The authors of this “bipartisan” letter purport to be opposed to hardliners who want no nuclear deal whatever.  This is misleading: in fact, the writers subscribe to the bad-faith model of international politics. They assume Iran will not accept the terms they specify or, if they do, will cheat.  So their advice is really no different from the hardliners’, just packaged differently, and the result of following it will, I believe, be the same: a deal breaker and renewed US-Iran confrontation with the prospect of war.

I say this for two reasons. First, the intrusive inspections and withholding of any immediate sanctions relief for Iran are conditions that the ayatollah has publicly and firmly rejected.  Second, the letter writers urge additional steps (which most major news sources failed to mention) to check Iran’s activities in Yemen, Iraq, and Syria in coordination with Israel, Turkey, and Saudi Arabia.  These steps will surely weaken Iran’s incentive to comply with the nuclear agreement, accelerate still deeper US military involvement throughout the Middle East, embolden the Israeli right wing’s policies in the Occupied Territories, and support Turkey’s efforts to contain the Kurds, one of the few effective forces fighting ISIS.

Two questions are uppermost: Are we better off with a nuclear deal that has shortcomings or no deal at all?  And, should worst-case thinking apply to presuming that Iran will cheat while the agreement is in force and will pursue nuclear weapons once it lapses?

As to the first question, the history of arms control strongly suggests that perfection is out of reach.  Agreements to reduce or eliminate arms, whether nuclear or conventional, are not the same as legal contracts enforceable in court.  The devil is in the details, and the wiggle room is invariably substantial. That said, the opportunity for both the US and Iran to significantly delay, if not end, Iran’s nuclear-weapon potential in exchange for an end to American (and perhaps later, UN) sanctions, immediately or in stages, is far more attractive than a confrontation that might lead to war.  Right-wing hawks provide the best reason for reaching an imperfect deal: They are ready to bomb Iran’s nuclear sites, with Israel’s help, and bring on a Middle East catastrophe.  This must not happen.

On the second question, the letter writers argue that the agreement as currently composed does not prevent Iran from acquiring nuclear weapons once the 10-15 year period lapses.  Omitted from this otherwise correct statement is the salience of what happens in US-Iran relations during those 10-15 years.  If relations move toward normalization in that time—economic ties are restored, cooperation on common regional issues such as ISIS is achieved, quiet diplomacy leads to the two countries’ embassies reopening—Iran would have no incentive to go nuclear and every incentive for deeper engagement.  Of course if relations do not improve because of cheating or continued friction on one or another Middle East issue, we will be back to square one and a tense situation similar to that between the US and North Korea. That’s the challenge, and the proper context for evaluation.
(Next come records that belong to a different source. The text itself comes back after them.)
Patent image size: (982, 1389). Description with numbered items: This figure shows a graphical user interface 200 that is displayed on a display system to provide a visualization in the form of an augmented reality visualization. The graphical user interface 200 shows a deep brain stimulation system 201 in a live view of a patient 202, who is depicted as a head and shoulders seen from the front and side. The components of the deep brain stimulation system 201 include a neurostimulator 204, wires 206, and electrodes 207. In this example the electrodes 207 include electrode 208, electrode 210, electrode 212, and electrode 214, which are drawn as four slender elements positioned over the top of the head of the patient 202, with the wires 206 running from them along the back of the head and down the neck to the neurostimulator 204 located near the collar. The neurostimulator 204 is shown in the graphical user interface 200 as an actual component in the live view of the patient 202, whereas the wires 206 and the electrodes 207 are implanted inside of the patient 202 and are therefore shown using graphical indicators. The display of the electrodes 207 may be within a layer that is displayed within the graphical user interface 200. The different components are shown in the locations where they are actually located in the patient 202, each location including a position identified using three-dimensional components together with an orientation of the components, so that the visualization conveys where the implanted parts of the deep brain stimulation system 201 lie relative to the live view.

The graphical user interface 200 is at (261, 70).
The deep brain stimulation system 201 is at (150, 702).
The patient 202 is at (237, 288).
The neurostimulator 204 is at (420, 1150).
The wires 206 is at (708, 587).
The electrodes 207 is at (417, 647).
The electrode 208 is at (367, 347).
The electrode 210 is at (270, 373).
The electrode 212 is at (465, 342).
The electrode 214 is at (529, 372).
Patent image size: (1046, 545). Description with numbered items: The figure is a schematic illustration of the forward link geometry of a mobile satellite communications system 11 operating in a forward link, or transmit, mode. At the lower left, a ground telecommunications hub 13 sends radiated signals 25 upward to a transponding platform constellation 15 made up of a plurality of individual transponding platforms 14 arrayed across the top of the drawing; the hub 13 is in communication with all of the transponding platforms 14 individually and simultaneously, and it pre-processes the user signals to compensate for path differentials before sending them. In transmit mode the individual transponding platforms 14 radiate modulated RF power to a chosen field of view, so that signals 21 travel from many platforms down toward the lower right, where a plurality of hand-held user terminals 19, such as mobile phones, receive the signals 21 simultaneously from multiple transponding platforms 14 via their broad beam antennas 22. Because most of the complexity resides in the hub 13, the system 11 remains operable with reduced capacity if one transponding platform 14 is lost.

Why presume the worst, as critics of the nuclear agreement constantly do?  The nuclear agreement should be thought of as an opening wedge to improved relations, not a warning to Iran to “comply or die.” Why not consider the agreement the foundation of trust building?  Why not create a positive road map for normalizing US-Iran relations?  US diplomacy should operate on a good-faith model, at least until there is reason to conclude otherwise.